Allá, donde hoy se erige la montaña rusa del nuevo bosque de Chapultepec, hay un anónimo santuario de mampostería del que nadie sabe el origen; la efigie de la Virgen de Guadalupe, objeto de adoración de los pocos que lo conocen, visitan y cuidan, es la original y ha estado por ahí desde principios de mil novecientos treinta y seis; el gran eucalipto, cuyo tronco hueco fuera nicho inicial, fue talado junto con el precario bosque artificial de eucaliptos y casuarinas en que estaba inmerso. Cuando el gigante cayó, en su hueco pie encontraron restos de un quepís color verde olivo y algunos botones de latón, que indudablemente engalanaron una guerrera militar, aunque no había remanentes de ella, ambos atavíos pertenecieron a quien habitaba ese arbóreo socavón y erigió en él el modesto oratorio porque La Morena, y sólo ella, era su adoración.
El dos de enero del cuarenta y cinco, a las trece horas del día, Evaristo Ortega meditaba semidormido y aún medio borracho a la entrada de su suit, como llamaba al agujero, pensando en el mocoso que se había ganado su afecto y protección: Pepe; y en su recién asesinado amigo, El Guánsaras. Definitivamente a ambos los libraba del peor cargo que él podía hacer a cualquier humano normal: ser ojete. No terminaba aún de redondear su balance de la humanidad que conoció, cuando fue interrumpido por una turbamulta que iba en pos del enano del árbol: él.


Al instante de recibir el primer golpe revivió el martirio de su nacimiento, pero supo también que, finalmente, retornaba al paraíso.
Y evocó la tibieza invariable que antes de nacer, cuarenta y cinco años atrás; acariciaba su cuerpo sólo contrastando, poco en realidad, con el tenue ardorcillo que le invadía por el ombligo, germinal de la carne y el ser, punto donde convergía el venero que nunca vio, que perdió sin saber cómo, pero que echaba de menos y pretendía acariciar cuando creía sentirlo.
—Mire Hermana!, ese sucio enano se está masturbando —el padrecito de la iglesia del barrio a la catequista, Concha, su futura barragana, joven reclutada, como otras mujeres, en el confesionario.
Igual añoraba unos muslos que le dolían de cansancio o de frío, que nunca tuvo pues había nacido sin ellos, pero que comenzó a sentir cuando constató que todo mundo, hasta los más ojetes, poseían un par de ellos.
Al nacer, bien que lo recordó durante su inesperada y breve agonía, sintió cómo iba deslizándose de dolor en dolor, peste en peste, ruido en ruido y color en color —poco después tuvo que aprender a tragar porquería-, hacia un mundo helado que intuyó cruel y que casi le congeló los pies, últimos miembros que abandonaron el tibio paraíso original, y con los que trató de aferrarse a él.
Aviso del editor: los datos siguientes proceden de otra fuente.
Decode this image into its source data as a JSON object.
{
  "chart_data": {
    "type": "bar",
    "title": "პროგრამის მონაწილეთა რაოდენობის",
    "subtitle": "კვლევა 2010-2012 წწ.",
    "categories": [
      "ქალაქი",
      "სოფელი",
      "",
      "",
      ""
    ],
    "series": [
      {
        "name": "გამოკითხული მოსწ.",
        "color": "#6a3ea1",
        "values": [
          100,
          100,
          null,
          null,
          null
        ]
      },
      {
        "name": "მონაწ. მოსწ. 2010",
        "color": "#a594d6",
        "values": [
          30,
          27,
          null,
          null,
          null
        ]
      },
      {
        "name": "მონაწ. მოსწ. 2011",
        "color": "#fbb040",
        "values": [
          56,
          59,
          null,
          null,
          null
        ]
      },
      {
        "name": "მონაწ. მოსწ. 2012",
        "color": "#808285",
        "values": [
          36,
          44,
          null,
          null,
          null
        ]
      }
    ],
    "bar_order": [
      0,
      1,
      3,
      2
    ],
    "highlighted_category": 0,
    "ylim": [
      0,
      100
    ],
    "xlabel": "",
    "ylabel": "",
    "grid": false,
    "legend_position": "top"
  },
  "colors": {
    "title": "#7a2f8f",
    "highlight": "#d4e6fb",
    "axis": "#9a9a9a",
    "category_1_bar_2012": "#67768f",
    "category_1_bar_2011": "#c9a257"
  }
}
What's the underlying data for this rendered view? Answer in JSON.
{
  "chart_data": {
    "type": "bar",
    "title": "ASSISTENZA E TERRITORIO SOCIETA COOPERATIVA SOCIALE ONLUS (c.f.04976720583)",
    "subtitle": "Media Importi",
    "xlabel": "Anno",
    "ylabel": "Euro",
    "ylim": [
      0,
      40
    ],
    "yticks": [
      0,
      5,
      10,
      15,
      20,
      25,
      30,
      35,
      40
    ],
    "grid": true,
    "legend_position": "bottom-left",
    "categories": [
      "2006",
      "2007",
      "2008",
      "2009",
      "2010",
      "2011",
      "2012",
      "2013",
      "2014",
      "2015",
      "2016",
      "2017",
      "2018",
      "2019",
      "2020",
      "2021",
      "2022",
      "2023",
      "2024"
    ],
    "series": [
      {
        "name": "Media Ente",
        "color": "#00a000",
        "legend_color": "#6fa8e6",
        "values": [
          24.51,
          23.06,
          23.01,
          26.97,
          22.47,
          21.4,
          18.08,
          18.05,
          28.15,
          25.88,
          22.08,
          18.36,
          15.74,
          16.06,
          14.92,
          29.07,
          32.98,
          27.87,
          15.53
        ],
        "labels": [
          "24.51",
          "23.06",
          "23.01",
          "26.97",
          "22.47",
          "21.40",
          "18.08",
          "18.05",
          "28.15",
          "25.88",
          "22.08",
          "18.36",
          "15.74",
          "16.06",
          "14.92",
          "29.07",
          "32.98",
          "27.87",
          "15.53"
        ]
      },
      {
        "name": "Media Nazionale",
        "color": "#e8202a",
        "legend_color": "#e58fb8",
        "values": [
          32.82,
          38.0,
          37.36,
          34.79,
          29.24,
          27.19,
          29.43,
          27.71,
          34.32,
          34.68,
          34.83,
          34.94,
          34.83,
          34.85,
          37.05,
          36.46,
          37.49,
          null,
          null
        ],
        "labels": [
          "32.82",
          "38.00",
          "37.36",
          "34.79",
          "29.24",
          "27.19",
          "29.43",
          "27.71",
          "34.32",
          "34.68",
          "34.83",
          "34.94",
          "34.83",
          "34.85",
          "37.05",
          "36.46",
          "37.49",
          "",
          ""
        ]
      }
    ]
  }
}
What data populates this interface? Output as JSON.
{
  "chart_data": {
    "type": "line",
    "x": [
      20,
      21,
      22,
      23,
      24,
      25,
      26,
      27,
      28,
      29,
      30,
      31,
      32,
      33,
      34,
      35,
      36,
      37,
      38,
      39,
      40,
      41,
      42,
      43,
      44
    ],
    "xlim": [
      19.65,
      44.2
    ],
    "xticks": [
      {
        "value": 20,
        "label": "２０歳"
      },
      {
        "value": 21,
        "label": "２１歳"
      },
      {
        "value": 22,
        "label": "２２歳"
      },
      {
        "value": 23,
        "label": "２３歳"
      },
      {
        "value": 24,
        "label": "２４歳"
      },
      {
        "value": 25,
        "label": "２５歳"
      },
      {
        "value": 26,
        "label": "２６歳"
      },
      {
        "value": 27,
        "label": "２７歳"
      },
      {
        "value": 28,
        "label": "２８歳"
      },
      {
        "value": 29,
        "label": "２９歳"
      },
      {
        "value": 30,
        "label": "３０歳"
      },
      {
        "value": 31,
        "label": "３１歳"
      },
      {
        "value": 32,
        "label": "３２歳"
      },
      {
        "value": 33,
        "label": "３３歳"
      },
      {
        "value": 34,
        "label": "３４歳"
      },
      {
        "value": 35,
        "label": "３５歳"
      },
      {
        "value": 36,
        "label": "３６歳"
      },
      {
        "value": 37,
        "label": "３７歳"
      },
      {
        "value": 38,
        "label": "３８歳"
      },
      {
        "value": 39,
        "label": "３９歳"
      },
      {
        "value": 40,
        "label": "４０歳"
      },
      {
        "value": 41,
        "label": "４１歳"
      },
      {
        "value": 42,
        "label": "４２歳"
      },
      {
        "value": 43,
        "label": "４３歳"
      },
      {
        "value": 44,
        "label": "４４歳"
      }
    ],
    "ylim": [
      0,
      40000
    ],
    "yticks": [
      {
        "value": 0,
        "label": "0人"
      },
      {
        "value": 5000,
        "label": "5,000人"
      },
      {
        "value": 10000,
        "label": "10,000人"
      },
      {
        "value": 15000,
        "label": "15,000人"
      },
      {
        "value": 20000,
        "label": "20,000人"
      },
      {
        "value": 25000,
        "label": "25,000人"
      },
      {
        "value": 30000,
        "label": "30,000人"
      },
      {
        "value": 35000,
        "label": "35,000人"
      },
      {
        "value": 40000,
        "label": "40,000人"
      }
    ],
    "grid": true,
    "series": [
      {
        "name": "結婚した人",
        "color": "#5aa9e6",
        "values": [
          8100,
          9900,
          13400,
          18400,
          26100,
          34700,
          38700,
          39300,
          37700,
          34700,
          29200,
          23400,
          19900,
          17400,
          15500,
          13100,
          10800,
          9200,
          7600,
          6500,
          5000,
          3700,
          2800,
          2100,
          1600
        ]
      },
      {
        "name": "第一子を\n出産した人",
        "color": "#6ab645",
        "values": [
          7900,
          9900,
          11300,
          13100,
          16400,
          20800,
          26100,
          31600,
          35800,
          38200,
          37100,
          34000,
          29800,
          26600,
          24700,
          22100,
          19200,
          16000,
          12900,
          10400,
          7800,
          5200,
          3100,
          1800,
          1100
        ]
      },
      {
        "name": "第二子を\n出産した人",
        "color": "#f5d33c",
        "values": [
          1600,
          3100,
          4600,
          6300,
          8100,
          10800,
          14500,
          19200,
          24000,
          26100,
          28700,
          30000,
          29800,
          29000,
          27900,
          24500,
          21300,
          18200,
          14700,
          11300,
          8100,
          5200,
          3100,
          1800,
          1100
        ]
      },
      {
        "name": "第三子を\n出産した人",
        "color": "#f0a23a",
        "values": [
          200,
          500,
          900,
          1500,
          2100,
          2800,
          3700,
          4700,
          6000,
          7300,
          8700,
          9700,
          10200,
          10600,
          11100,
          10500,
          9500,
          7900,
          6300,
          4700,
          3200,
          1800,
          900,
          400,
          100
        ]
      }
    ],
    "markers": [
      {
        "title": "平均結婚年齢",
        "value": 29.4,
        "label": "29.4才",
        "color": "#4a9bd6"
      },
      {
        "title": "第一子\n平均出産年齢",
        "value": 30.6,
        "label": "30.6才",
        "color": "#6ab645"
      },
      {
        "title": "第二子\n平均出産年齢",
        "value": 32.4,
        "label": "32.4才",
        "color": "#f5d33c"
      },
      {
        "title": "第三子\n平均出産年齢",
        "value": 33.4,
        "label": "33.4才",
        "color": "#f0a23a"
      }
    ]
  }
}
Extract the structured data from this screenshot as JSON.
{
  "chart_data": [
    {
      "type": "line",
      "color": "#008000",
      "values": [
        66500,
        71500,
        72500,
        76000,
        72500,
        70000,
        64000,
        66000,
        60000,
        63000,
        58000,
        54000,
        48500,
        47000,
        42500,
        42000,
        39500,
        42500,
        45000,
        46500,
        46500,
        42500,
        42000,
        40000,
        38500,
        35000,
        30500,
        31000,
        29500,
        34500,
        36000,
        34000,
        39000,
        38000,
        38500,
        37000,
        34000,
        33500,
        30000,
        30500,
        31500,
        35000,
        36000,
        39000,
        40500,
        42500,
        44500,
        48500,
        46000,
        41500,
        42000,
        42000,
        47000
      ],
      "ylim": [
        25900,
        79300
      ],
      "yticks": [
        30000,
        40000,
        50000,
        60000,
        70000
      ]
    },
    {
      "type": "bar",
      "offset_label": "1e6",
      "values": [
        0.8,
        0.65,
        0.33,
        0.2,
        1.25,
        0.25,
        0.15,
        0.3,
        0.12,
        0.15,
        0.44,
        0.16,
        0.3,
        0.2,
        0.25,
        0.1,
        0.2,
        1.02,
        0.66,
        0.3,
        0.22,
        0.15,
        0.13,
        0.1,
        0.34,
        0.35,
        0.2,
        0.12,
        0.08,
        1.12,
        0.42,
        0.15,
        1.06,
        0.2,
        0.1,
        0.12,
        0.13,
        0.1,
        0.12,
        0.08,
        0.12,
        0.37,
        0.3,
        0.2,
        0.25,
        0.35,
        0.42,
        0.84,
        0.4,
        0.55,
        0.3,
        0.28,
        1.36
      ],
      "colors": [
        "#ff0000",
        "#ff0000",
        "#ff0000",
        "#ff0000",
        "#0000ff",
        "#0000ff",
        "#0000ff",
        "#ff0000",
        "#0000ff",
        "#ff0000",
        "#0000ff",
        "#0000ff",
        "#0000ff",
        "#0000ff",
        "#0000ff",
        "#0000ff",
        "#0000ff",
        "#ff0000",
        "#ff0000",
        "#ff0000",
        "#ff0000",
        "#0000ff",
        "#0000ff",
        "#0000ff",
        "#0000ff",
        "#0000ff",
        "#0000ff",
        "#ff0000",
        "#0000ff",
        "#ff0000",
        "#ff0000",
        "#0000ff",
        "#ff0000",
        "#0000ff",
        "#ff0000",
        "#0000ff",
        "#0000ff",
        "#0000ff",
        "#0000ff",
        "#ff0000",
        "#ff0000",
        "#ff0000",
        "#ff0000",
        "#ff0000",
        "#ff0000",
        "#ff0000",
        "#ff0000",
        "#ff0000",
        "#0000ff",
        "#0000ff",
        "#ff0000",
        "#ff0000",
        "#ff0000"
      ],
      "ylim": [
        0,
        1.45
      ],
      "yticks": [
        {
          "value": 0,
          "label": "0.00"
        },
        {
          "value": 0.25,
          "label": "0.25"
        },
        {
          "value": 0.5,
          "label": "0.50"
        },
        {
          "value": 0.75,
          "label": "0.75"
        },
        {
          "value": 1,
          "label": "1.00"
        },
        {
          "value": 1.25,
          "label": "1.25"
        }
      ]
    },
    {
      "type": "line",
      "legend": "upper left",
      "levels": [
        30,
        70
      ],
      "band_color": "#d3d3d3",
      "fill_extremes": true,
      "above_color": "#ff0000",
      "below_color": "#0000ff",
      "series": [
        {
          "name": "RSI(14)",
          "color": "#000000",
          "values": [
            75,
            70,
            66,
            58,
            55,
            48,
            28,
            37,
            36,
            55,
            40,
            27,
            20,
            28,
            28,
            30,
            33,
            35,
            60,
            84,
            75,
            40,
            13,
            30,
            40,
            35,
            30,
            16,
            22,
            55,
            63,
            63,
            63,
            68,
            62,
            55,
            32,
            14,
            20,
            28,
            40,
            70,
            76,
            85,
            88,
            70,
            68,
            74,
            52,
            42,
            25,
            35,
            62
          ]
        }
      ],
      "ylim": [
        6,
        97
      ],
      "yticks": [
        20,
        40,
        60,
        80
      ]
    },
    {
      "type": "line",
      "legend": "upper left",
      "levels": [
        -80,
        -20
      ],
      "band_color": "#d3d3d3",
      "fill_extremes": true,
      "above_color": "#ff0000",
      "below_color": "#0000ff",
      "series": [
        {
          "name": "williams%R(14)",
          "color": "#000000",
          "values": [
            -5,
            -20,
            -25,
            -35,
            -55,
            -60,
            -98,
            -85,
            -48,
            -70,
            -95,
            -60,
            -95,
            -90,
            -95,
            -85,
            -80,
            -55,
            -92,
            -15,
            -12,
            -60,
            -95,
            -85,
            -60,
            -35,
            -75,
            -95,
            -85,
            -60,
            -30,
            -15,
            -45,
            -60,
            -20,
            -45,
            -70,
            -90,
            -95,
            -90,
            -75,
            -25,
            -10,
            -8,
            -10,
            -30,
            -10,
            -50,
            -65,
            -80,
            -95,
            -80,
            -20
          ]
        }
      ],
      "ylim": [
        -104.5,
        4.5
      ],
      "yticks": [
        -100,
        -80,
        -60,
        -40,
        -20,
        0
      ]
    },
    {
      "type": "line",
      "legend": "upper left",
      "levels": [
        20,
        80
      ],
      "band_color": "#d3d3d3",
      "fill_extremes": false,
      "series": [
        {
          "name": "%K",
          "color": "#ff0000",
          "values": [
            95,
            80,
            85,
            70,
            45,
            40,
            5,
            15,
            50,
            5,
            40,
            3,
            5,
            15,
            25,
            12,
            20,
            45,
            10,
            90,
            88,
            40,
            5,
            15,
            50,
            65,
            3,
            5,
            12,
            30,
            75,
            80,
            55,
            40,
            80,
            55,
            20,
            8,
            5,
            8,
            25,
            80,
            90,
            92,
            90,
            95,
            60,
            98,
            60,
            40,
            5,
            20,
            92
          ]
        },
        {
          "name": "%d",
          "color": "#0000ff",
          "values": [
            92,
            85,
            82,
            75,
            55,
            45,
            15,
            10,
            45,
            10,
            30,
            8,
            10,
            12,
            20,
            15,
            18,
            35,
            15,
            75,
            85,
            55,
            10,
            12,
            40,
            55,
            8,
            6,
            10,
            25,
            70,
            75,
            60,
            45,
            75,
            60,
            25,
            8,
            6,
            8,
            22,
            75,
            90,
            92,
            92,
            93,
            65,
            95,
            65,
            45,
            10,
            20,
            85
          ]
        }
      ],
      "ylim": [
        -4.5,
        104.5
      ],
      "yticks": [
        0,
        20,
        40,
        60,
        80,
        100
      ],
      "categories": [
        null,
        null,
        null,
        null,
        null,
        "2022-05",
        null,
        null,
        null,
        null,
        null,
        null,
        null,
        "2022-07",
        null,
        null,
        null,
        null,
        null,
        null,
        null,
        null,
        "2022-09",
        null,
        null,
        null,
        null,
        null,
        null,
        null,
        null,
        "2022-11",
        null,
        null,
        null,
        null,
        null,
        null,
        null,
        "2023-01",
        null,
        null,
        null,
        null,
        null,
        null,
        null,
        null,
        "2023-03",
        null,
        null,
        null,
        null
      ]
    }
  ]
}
—¡Vastiacrer comadrita, este mocoso se está agarrando con las patas como si no quisiera acabar de salir—dijo la vieja soldadera que ayudó a su madre, soldadera también, a bien parir al chamaco.
Antes, en el vientre materno, había estado inmerso en el carmesí uterino, la suave síntesis cromática que cambiaba poco cuando le daba en gana abrir los ojos, pero al abrirlos poco después que su enorme cabeza surgió de la vulva para entrar de bruces al mundo, ese color se transformó en un chillante arco iris de brocas que le taladraron las pupilas y le hicieron añicos la retina, embadurnando manchones impresionistas en su cerebro virginal –"como un papel nuevecito, me cai que así era... lástima"-; así aprendió que el nuevo cosmos, además de mal oliente y ruidoso, era refulgente hasta la obscenidad, y que sería necesario evitar esas teas de ofensiva luz naranjienta buscando la oscuridad siempre que le fuera posible. En ese instante de emerger decidió regresar algún día, pero ya no al carmesí, sino a la tiniebla que tanto disfrutaba cuando el carmesíntesis de colores cedía al no-color, la noche total que periódicamente invadía su paraíso y lo hacía más placentero –la luz aviva los verdaderos y sucios colores de los ojetes–, concluiría años después.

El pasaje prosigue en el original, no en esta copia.